Pink im Wiener Ernst-Happel-Stadion. Oder im Wurstelprater. Die Grenzen waren fließend.
Pink im Wiener Ernst-Happel-Stadion. Oder im Wurstelprater. Die Grenzen waren fließend.
APA/ALEX HALADA

Der DJ gab bereits die Richtung vor. Der nannte sich Kid Cut Up und rockt ausdrucksstark jede Ü50-Party per Knopfdruck und Show-Scratching. Kid Cut Up ist so eine Art Ö3-DJ aus dem Ausland - blondiert, spitzen Laune - und hielt das Publikum warm, bevor Pink (oder P!nk) die Bühne betreten sollte. Er böllerte die Spider Murphy Gang aus den Boxen, vermischt mit Gnarls Barkley oder Peter Schilling - völlig losgelöst, der Typ, aber passend, wenn man sich die euphorischen Reaktionen des Publikums ansah.

Und er passte zu Pink. Die ist gewissermaßen Formatradio auf zwei Beinen. Plus ein paar Kanten und Ecken, für die das Stromlinienradio nicht so bekannt ist. Doch ihr Mainstream-Pop ist massenkompatibel. Wie breit das Publikum da erreicht wird, ließ sich am Samstagabend im Wiener Ernst-Happel-Stadion schon anhand der T-Shirts des Publikums ermessen: Da gab es Helene Fischer Ultras, die Foo Fighters trug ein anderer auf der Brust. David Bowie hier, ein H&M-Nirvana-Leiberl dort. Selbst das aktuelle Nova Rock-Shirt stand gespannt herum. Alle waren sie gekommen, Pink zu schauen. Und sie kam.

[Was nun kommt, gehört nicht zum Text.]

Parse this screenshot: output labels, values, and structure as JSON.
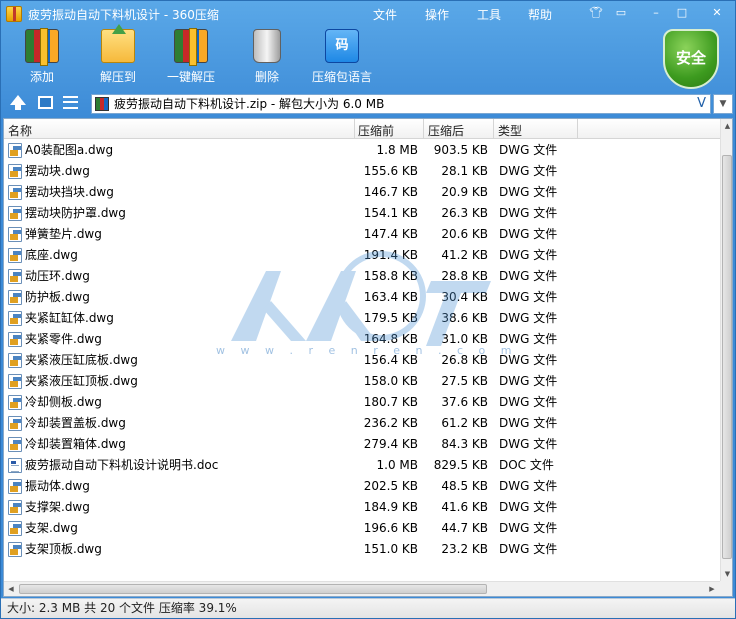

Die gütige Herrscherin und ein paar ihrer Lakaien.
Die gütige Herrscherin und ein paar ihrer Lakaien.
APA/ALEX HALADA

Zuerst via Bildschirm, als Max Headroom Inkarnation. Headroom war ein digitaler Fernseh-Moderator Mitte der 1980er, etwas, was damals Cyber-Punk genannt wurde. Alte Menschen von zehn bis frage nicht jubelten, dann kam sie endlich und wartete höflich. Nämlich so lange, bis alle gecheckt hatten, dass der Star des Abends hoch über der Bühne zwischen der grafischen Darstellung zweier fletschender Zahnreihen aufgetaucht war.

Von dort Bungee-jumpte die 43-Jährige kopfüber in die Show. Jubel. Supa. Dazu ertönte pflichtschuldig Get The Party Started. Das ist einer ihrer größten Hits, dem dieser Startplatz eingeschrieben ist - im Zugabenblock ergibt er keinen Sinn mehr.

40 weiße Zähne

Die Show sollte in den nächsten zwei Stunden wie ein Außenposten des Wurstelpraters wirken, denn Pink befand sich nicht selten auf irgendwelchen Seilen und Kabeln, kopfüber lächelnd über dem Publikum, drehte Pirouetten und schlug Salti. Ein Star in der Manege. Glitzerkostüm, ein 40 Zähne-Grinsen, weiß wie die der Frau Doktor in der Zahnpasta-Werbung. Und ihrer Frisur: Eine Mischung aus Elvis und Ottakringer-Uppercut in Silberblond, die ihr Tomboy-Image unterstreicht.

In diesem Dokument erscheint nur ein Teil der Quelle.